I know of at least two dentists who put a new patient cleaning, x-ray and exam offer with Groupon. One of those dentists had more than 900 responses and had no way of handling that amount of new patients with their existing staff without having them wait for months. The other dentist had less response – still well over 100 – but literally all of them already had a dentist and just came in for the free cleaning and exam. None of them wanted further treatment.I've decided whether I should list my practice on Groupon or not based off the tips from this post!Click To Tweet
Groupon bases its philosophy on the fact that if you flood a company with new customers, some of them will stay, and it’s up to the company itself to make this happen. In many cases it does – certainly when the new customers are happy with the service or product. But in the case of the two dentists I know, this didn’t happen and for the most part the Groupon deal meant a lot of extra work with very little revenue.
Yet, there are ways Groupon can work for dental practices.
First off, I would make very sure, before entering a Groupon offer, that there is a cap on the amount of people who can respond, and that the practice is set up to deliver to those people.
Next, Groupon only has two offers for dental practices: Cleaning and Whitening. Both cleaning and whitening can’t be done on those with periodontal problems (which is likely the case with most of them). In such a case, the doctor or hygienist will have to explain why perio treatment will have to be done first and that can result in upsets, since it was part of the offer. So I would keep this in mind and work out something that can be delivered and will truly help the new patient.

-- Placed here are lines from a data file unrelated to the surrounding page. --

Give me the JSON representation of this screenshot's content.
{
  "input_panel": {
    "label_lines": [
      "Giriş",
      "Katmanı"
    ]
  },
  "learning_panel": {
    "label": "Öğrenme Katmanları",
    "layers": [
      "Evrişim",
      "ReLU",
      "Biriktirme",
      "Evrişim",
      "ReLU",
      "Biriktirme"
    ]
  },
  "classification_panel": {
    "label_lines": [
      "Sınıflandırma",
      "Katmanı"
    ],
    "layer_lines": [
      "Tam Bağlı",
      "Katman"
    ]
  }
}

(Related: Dental Internet Marketing 101 – Part 1)
Lastly, and most importantly, I would work out beforehand what to do with the “shoppers” that only come for the offer and already have a dentist, or are not interested in further treatment. This is a matter of good salesmanship and real care to get this person to want the treatment he or she needs. The consults, exams and x-rays may reveal dental situations that need to be addressed, no matter if the person is interested or not, or whether he or she already has a dentist.

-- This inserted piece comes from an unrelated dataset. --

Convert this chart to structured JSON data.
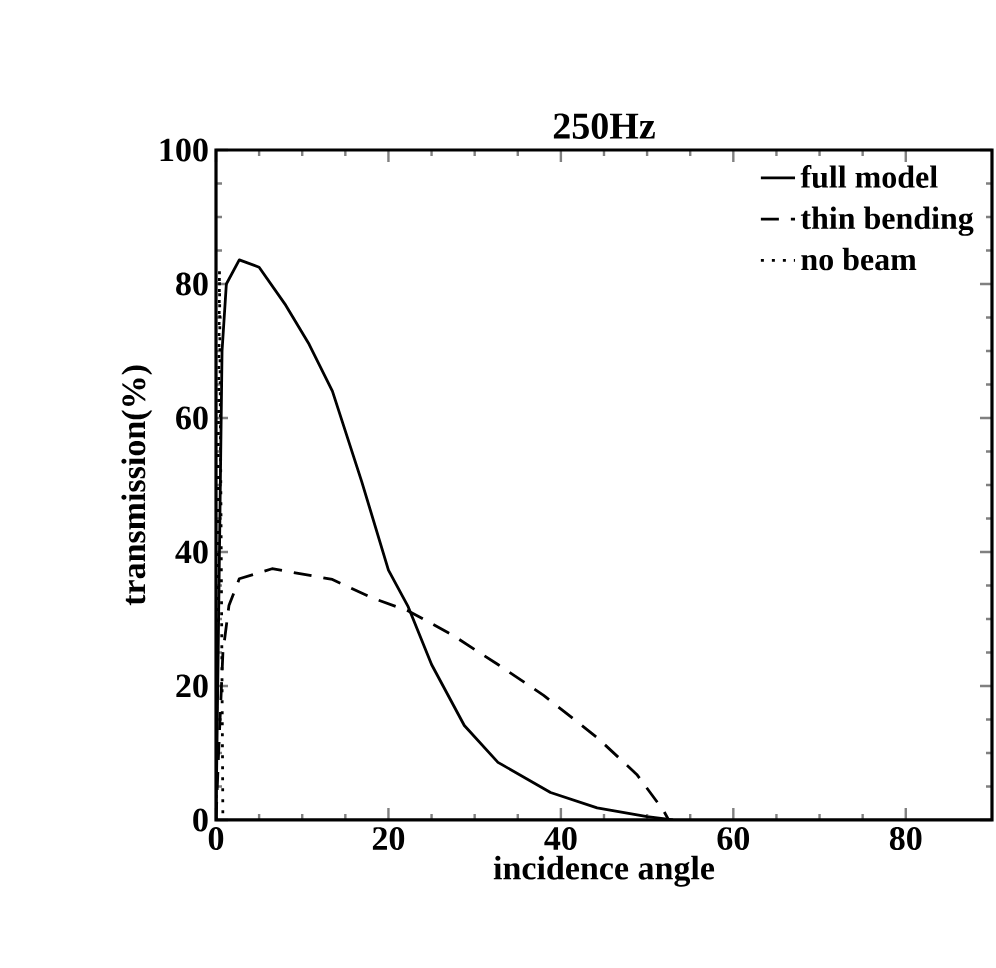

At the MGE Communication & Sales Seminar, dentists and their staff learn to deal with patient objections and fears, so they want the treatment they need. Having learned and practiced these techniques, those dentists can comfortably get new patients to come back and receive their full treatment plan.
So, with any marketing campaigns and endeavors, no matter how brilliant they are, it really comes down to the company or practice to turn responses from those campaigns into real conversions – i.e., buying customers. It’s part of the marketing process to figure those things out before launching into a campaign. And that’s how you can make things like Groupon work for you.
MGE’s Marketing Department provides this general dental practice management advice to furnish you with suggestions of actions that have been shown to have potential to help you improve your practice. MGE may not be held liable for adverse actions resulting from your implementation of these suggestions, which are provided only as examples of topics covered by the MGE program.